It’s not as if Julius Caesar wasn’t warned about the Ides of March. Somebody thrust a written prediction of the assassination at him as he marched to the Senate on the fateful day. Alas for Julius, as Peter Stothard notes in this gripping, gorgeously written new account of the killing and its consequences, the dictator stuffed it away, unread, into the folds of his toga. Secreted in the folds of his colleagues’ togas were the daggers that would shortly destroy him.
The major themes of Roman (and therefore European) history are here writ large: tyranny vs freedom; politics vs self-preservation. We are at a crossroads in time when, if this one event had happened differently, everything might have changed. Stothard explores the familiar ground with fresh, engaging and learned eyes, displaying a novelist’s knack for redolent and evocative detail, from cicadas and lizards to the press and horror of battle.
Caesar was a tyrant, or near enough: he had a golden throne and his own priest, and he was even offered a crown; which, of course, he magnanimously refused. But did he do so because he really didn’t want to be a king, or because he was testing the crowd? His powers as dictator for life were extensive. The Romans, or at least a large section of the aristocrats, were anti-monarchical: they had booted out their kings, the Tarquins, hundreds of years earlier, and they wouldn’t stand for such quasi-regal shenanigans now.
A wax effigy of Caesar’s body was displayed, turning on a spit, ‘so people could see his wounds’

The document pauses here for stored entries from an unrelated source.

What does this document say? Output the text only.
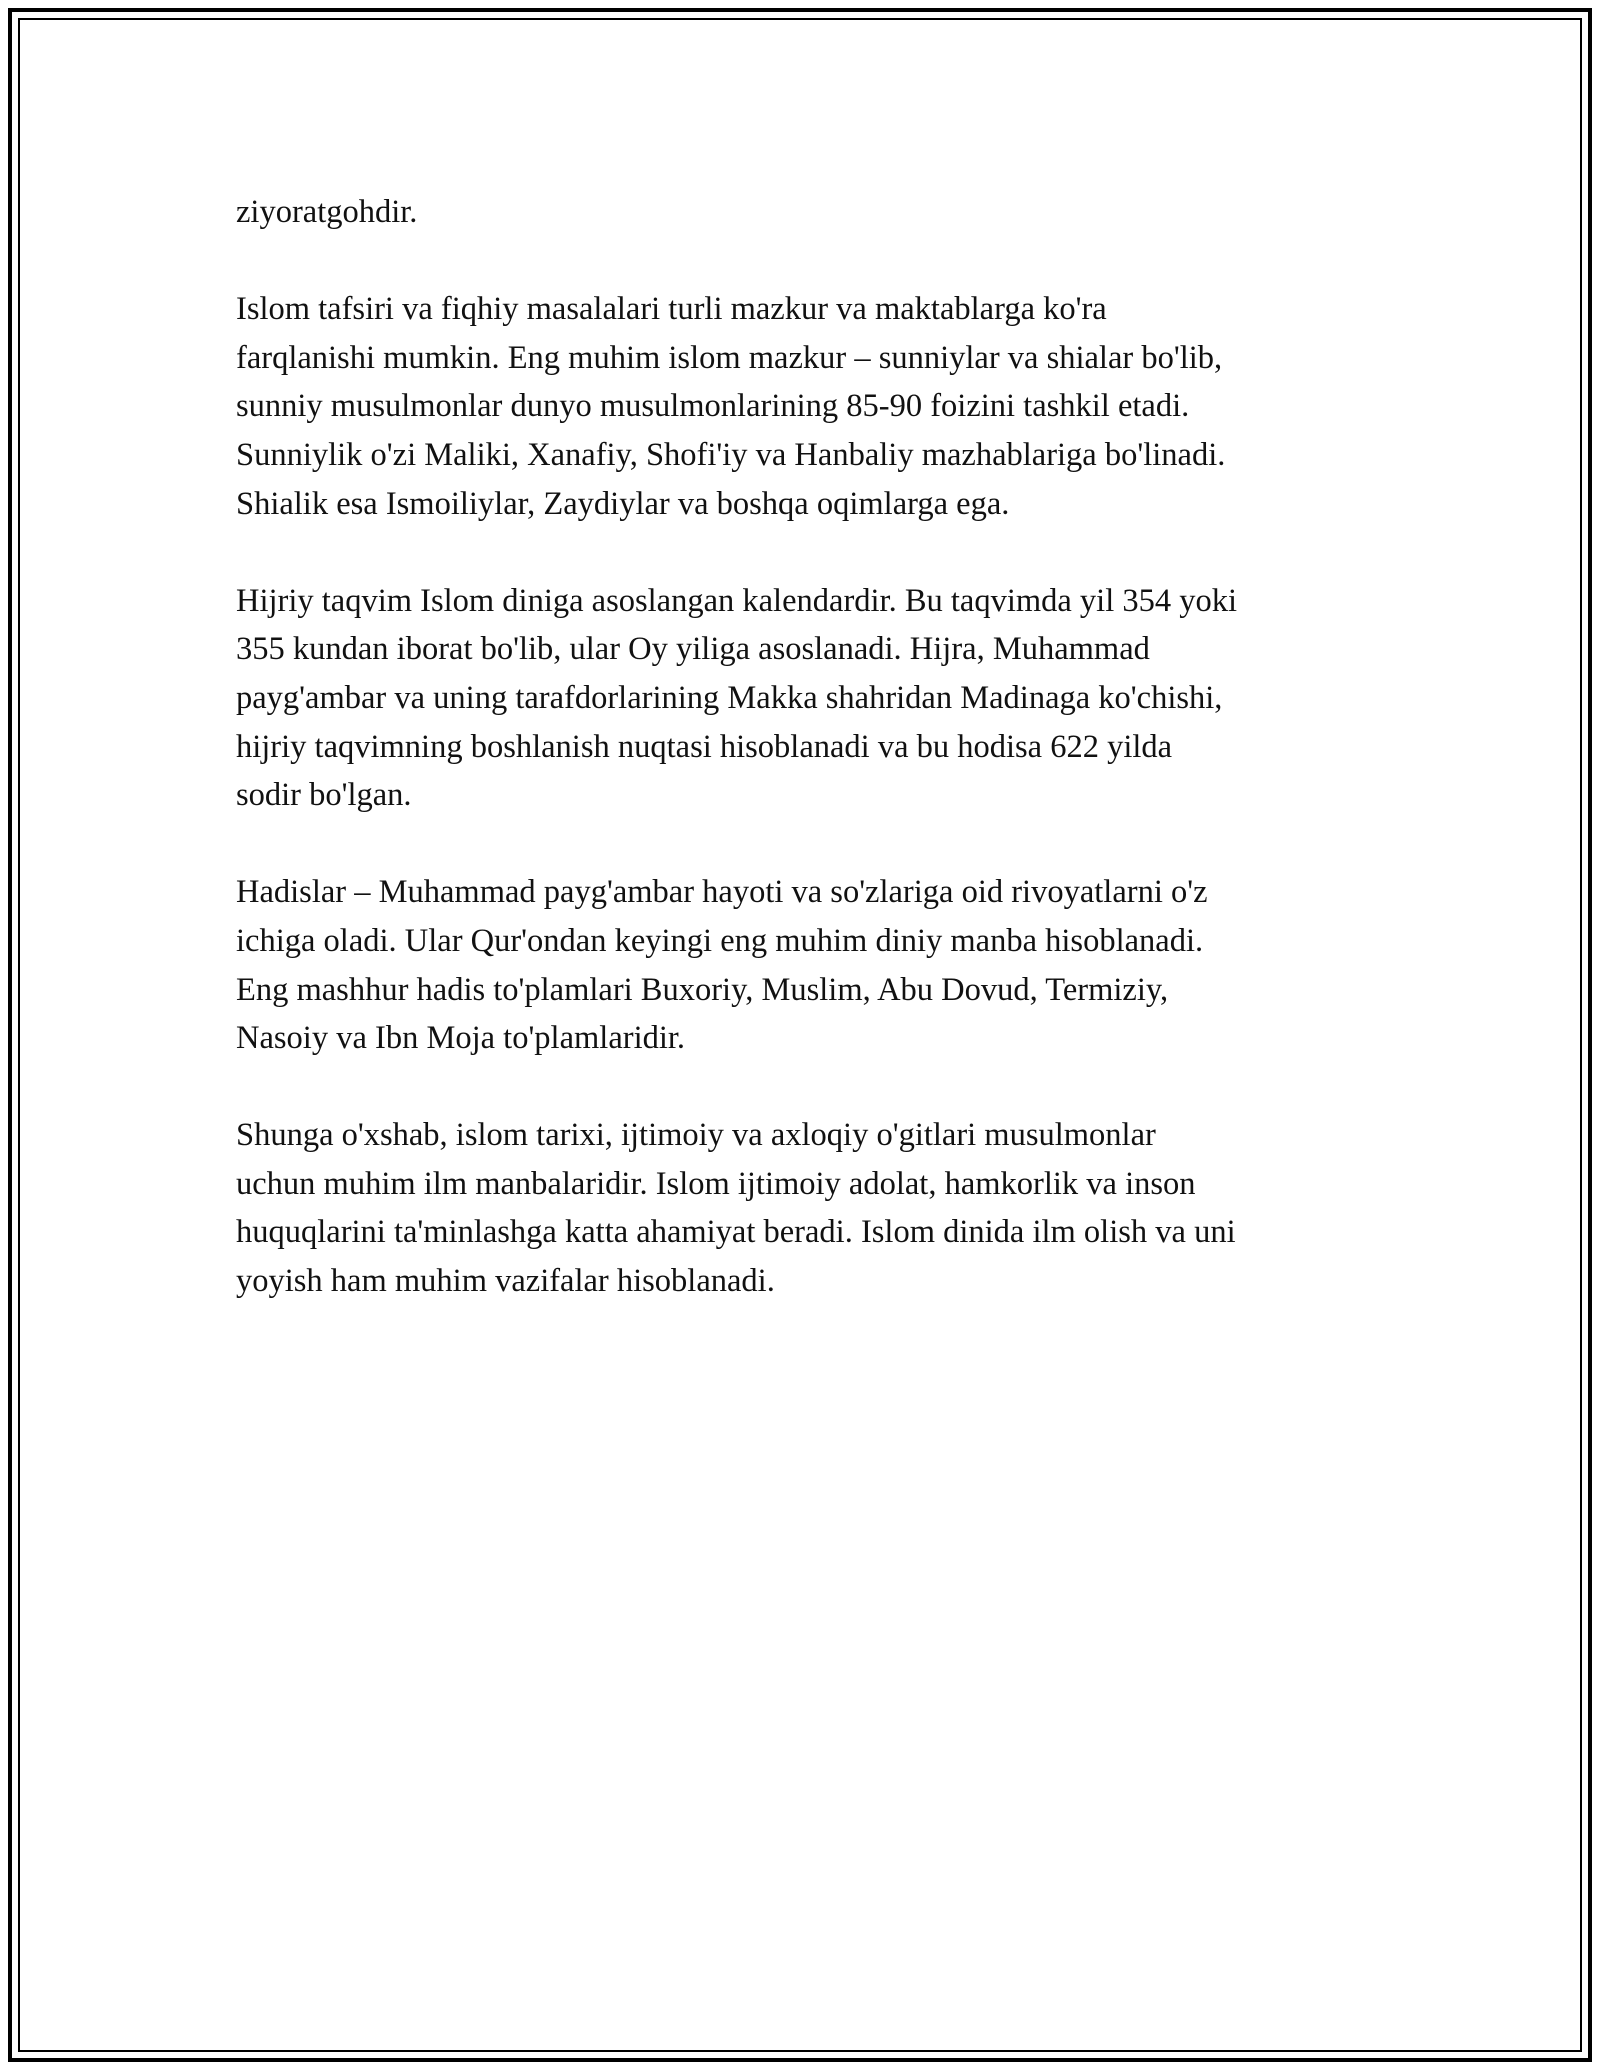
ziyoratgohdir.

Islom tafsiri va fiqhiy masalalari turli mazkur va maktablarga ko'ra
farqlanishi mumkin. Eng muhim islom mazkur – sunniylar va shialar bo'lib,
sunniy musulmonlar dunyo musulmonlarining 85-90 foizini tashkil etadi.
Sunniylik o'zi Maliki, Xanafiy, Shofi'iy va Hanbaliy mazhablariga bo'linadi.
Shialik esa Ismoiliylar, Zaydiylar va boshqa oqimlarga ega.

Hijriy taqvim Islom diniga asoslangan kalendardir. Bu taqvimda yil 354 yoki
355 kundan iborat bo'lib, ular Oy yiliga asoslanadi. Hijra, Muhammad
payg'ambar va uning tarafdorlarining Makka shahridan Madinaga ko'chishi,
hijriy taqvimning boshlanish nuqtasi hisoblanadi va bu hodisa 622 yilda
sodir bo'lgan.

Hadislar – Muhammad payg'ambar hayoti va so'zlariga oid rivoyatlarni o'z
ichiga oladi. Ular Qur'ondan keyingi eng muhim diniy manba hisoblanadi.
Eng mashhur hadis to'plamlari Buxoriy, Muslim, Abu Dovud, Termiziy,
Nasoiy va Ibn Moja to'plamlaridir.

Shunga o'xshab, islom tarixi, ijtimoiy va axloqiy o'gitlari musulmonlar
uchun muhim ilm manbalaridir. Islom ijtimoiy adolat, hamkorlik va inson
huquqlarini ta'minlashga katta ahamiyat beradi. Islom dinida ilm olish va uni
yoyish ham muhim vazifalar hisoblanadi.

The conspirators longed for the ideals of the Roman republic, where each arm of power was constrained. At first, they communicated in code, discussing the Epicurean philosopher Lucretius on power and liberty: it was much safer to talk at tangents. Stothard is excellent on the machinations and the murmurings that recruited the killers (including a somewhat dubious Cicero, who wouldn’t do the bloody deed himself but was quite happy to hang about outside while it was happening).